The Finance Minister, Ken Ofori-Atta has indicated that government, in the mid-year budget review, will present a package of tax policy measures aimed at sustaining funding for its key programmes.
Ofori-Atta made this known at the conference on ‘Moving Beyond Aid-Revenue Mobilization G20, compact with Africa (CWA)’.
“We have therefore begun consultations with key stakeholders on the need to mobilize more revenues,” he noted.
Although tax revenue, relative to GDP has increased from about 12.7 percent in 2006 to 16.3 percent in 2017, it is still well below the average of the country’s lower middle-income peers, which is over 20 percent.
For the year 2018, domestic revenue made up of tax revenue, non-tax revenue, social contributions and ESLA receipts is estimated at GHS 50, 452.4 million. Of this amount, the non-oil tax revenue constitutes 77 percent of domestic revenue for the year, at GHS 39,001.9 million.
The anticipated increase mainly mirrors the impact of expected improved tax compliance, as well as proposed tax policy measures such as the review of the suspense regimes, and implementation of the excise tax stamp policy, among others.
Ofori-Atta reiterated government’s intention to broaden the tax base of the country.
He said, “we believe that as a government we must tax smarter and not harder. And to achieve this goal, government must endeavor to expand its tax base.”
In order to broaden the tax base and uniquely identify potential taxpayers, government has rolled out the compulsory tax identification numbers (TIN), this month.
Estimates point to the existence of about six million potential individual taxpayers in Ghana; only about 1.5 million are formally registered with the GRA.

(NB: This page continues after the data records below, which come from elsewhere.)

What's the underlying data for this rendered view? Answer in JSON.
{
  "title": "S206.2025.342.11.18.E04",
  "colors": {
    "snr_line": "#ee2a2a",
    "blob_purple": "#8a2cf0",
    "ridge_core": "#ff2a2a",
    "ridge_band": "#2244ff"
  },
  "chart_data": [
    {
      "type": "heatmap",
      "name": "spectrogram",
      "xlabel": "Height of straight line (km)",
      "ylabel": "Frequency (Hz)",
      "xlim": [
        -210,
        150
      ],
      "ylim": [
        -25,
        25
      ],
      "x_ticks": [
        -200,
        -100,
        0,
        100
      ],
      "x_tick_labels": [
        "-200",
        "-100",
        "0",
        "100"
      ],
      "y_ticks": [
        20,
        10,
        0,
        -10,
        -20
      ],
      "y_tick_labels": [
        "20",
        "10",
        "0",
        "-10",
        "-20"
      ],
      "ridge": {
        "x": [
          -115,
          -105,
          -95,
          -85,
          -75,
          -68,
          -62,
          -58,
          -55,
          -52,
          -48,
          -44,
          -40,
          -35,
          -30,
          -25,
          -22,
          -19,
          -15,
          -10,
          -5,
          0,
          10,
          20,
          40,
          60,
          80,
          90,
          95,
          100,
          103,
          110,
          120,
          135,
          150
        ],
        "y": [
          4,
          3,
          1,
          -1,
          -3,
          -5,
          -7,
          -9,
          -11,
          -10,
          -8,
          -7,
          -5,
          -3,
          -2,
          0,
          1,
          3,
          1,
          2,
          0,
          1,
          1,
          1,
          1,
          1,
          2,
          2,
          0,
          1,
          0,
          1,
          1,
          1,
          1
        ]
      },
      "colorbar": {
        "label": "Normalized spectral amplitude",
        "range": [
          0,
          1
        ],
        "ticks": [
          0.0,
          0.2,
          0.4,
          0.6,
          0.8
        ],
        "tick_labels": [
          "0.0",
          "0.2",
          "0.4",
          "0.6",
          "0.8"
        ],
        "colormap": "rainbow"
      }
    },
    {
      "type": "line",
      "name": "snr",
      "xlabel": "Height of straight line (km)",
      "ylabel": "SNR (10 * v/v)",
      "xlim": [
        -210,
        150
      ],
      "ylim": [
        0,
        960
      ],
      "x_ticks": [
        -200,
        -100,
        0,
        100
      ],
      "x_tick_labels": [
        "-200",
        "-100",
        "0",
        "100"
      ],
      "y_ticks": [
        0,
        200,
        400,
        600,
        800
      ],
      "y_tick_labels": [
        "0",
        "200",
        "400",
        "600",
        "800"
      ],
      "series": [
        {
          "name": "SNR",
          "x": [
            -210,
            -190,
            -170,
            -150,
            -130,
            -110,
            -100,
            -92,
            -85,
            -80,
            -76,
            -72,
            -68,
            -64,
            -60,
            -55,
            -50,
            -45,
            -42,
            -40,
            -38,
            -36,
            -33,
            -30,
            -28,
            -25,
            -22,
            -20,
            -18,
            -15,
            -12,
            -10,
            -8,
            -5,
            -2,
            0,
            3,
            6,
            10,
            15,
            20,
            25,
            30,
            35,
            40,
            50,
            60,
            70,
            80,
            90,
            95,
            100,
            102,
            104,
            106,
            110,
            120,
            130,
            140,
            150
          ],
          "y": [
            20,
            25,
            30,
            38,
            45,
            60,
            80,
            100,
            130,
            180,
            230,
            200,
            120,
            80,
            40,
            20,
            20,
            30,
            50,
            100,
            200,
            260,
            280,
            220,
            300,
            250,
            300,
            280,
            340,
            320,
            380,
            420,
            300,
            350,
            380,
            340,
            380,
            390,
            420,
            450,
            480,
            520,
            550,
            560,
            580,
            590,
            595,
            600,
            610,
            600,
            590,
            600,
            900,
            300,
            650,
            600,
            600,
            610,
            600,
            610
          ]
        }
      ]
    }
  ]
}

Of this number 1.36 million are employees, implying that most self-employed individuals are not registered with the Authority.
Ofori-Atta noted that, moving Ghana beyond aid requires a solid revenue base to ensure adequate resources for financing its economic transformation.
“Given this stage of development, Ghana’s revenue collections are low with limited fiscal space to support the pace of investment needed to achieve a Ghana beyond aid.”